Perwal took a minute to steady himself, as much from the weight of his burdens of office as the onslaught of verbal projectiles volleyed by the wizard. “My vestments of rank. I used to wear more when I was but an acolyte. New priests are so laden with gold and jewels that ankles sometimes break. It’s a metaphor, meant to be instructive and humbling.” he concluded. A wizard would never understand.

 

With a small shake of her head (which did nothing to disturb the inertia of the hat), the young wizard bent down to pick something up from the road. It was a rug, the sort you might find lying just inside the door of your grandmother’s house. It didn’t even have tassels, it was just tightly woven and plain. She shook it, sending a wave of debris that peppered Perwal’s shins and sang tiny chimes against his treasures.

 

“You almost got yourself killed and not metaphorically so maybe you ought to consider that sometimes the literal situation is, you know, enough of a burden and that maybe metaphors can wait, right?”

 

The rug was laid out over the road—about three inches above the road. Penelope was quick to step onto it. There was barely a wiggle of fabric beneath her weight.
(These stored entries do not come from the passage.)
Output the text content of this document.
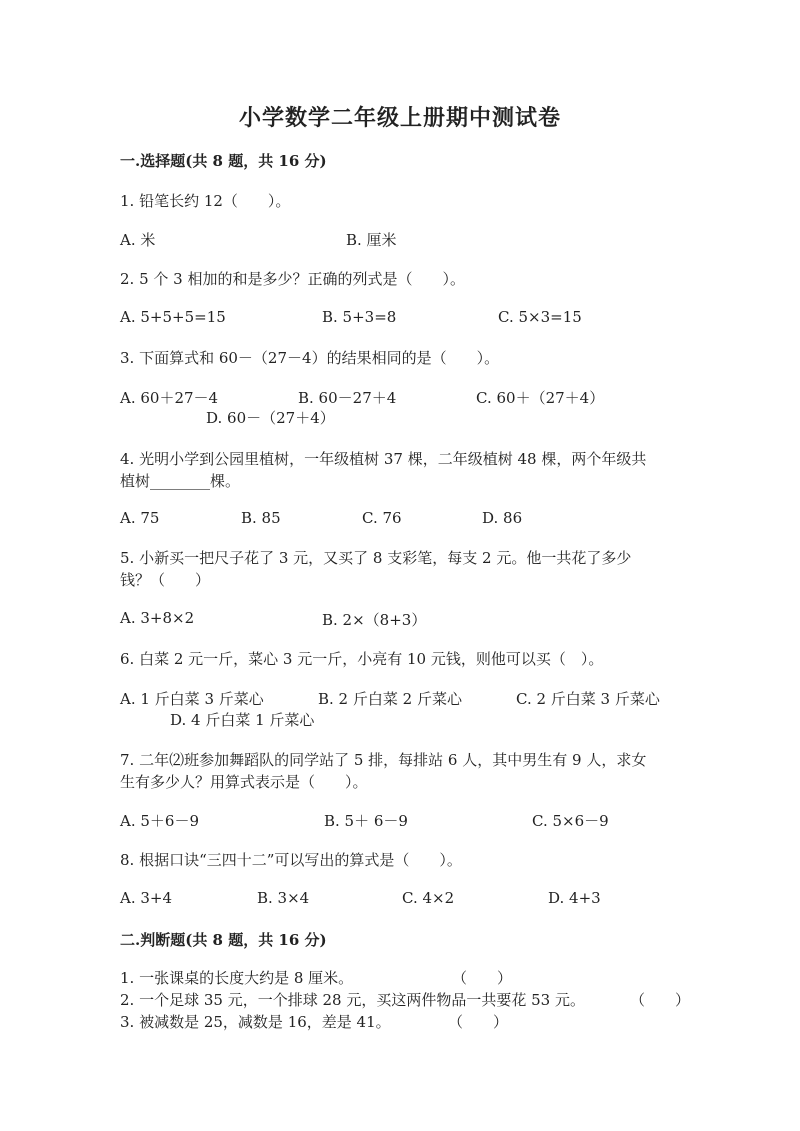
小学数学二年级上册期中测试卷
一.选择题(共 8 题，共 16 分)
1. 铅笔长约 12（　　）。
A. 米	B. 厘米
2. 5 个 3 相加的和是多少？正确的列式是（　　）。
A. 5+5+5=15	B. 5+3=8	C. 5×3=15
3. 下面算式和 60－（27－4）的结果相同的是（　　）。
A. 60＋27－4	B. 60－27＋4	C. 60＋（27＋4）
D. 60－（27＋4）
4. 光明小学到公园里植树，一年级植树 37 棵，二年级植树 48 棵，两个年级共
植树________棵。
A. 75	B. 85	C. 76	D. 86
5. 小新买一把尺子花了 3 元，又买了 8 支彩笔，每支 2 元。他一共花了多少
钱？（　　）
A. 3+8×2	B. 2×（8+3）
6. 白菜 2 元一斤，菜心 3 元一斤，小亮有 10 元钱，则他可以买（　）。
A. 1 斤白菜 3 斤菜心	B. 2 斤白菜 2 斤菜心	C. 2 斤白菜 3 斤菜心
D. 4 斤白菜 1 斤菜心
7. 二年⑵班参加舞蹈队的同学站了 5 排，每排站 6 人，其中男生有 9 人，求女
生有多少人？用算式表示是（　　）。
A. 5＋6－9	B. 5＋ 6－9	C. 5×6－9
8. 根据口诀“三四十二”可以写出的算式是（　　）。
A. 3+4	B. 3×4	C. 4×2	D. 4+3
二.判断题(共 8 题，共 16 分)
1. 一张课桌的长度大约是 8 厘米。	（　　）
2. 一个足球 35 元，一个排球 28 元，买这两件物品一共要花 53 元。	（　　）
3. 被减数是 25，减数是 16，差是 41。	（　　）
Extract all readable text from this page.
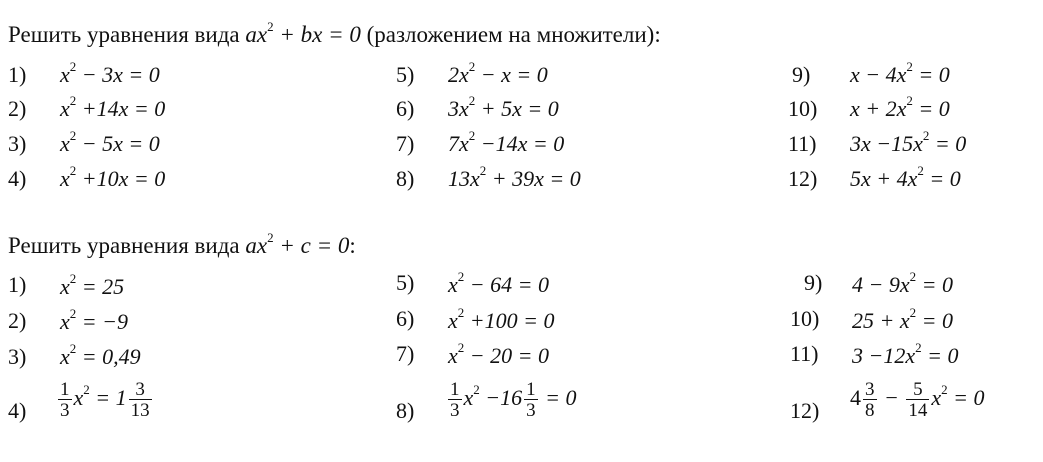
Решить уравнения вида $ax^2$ + bx = 0 (разложением на множители):
1) $x^2 - 3x = 0$
2) $x^2 +14x = 0$
3) $x^2 - 5x = 0$
4) $x^2 +10x = 0$
5) $2x^2 - x = 0$
6) $3x^2 + 5x = 0$
7) $7x^2 -14x = 0$
8) $13x^2 + 39x = 0$
9) $x - 4x^2 = 0$
10) $x + 2x^2 = 0$
11) $3x -15x^2 = 0$
12) $5x + 4x^2 = 0$
Решить уравнения вида $ax^2 + c = 0$:
1) $x^2 = 25$
2) $x^2 = -9$
3) $x^2 = 0,49$
$4) \frac{1}{3} x^2 = 1 \frac{3}{13}$
5) $x^2 - 64 = 0$
6) $x^2 +100 = 0$
7) $x^2 - 20 = 0$
$8) \frac{1}{3} x^2 -16 \frac{1}{3} = 0$
9) $4 - 9x^2 = 0$
10) $25 + x^2 = 0$
11) $3 -12x^2 = 0$
12)
$4 \frac{3}{8} - \frac{5}{14} x^2 = 0$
In typical wizard fashion, she did not offer Perwal a ride.

 

“I’ll meet you back at your coach because I can go faster so I’ll just check on that lady and you come along, just stay on the road, right? Stay on the road.” At which point she floated away.

 

With a flinch of vertigo, the priest caught himself from tipping over and his brain shut down for emergency management. The wizard…well…it wasn’t as though she was flying and to be honest even “floated” didn’t quite capture it. Nothing about her moved and there was no sense of acceleration. No wind ruffled her hair. No flutter of her robes made it seem as though she unsettled a breeze. It was in fact he, Perwal, who was moving away from her, along with all the rest of reality. His inner ear had reacted to what it had sensed was the truth behind the wizard’s movement.

 

With an inhale and a check on the status of his small clothes (he had managed to only dribble a tiny bit, despite the Wizard’s account of things, praise the Goddess), Perwal shuffled his heavy way back to the coach, the driver, and the new madness of his existence.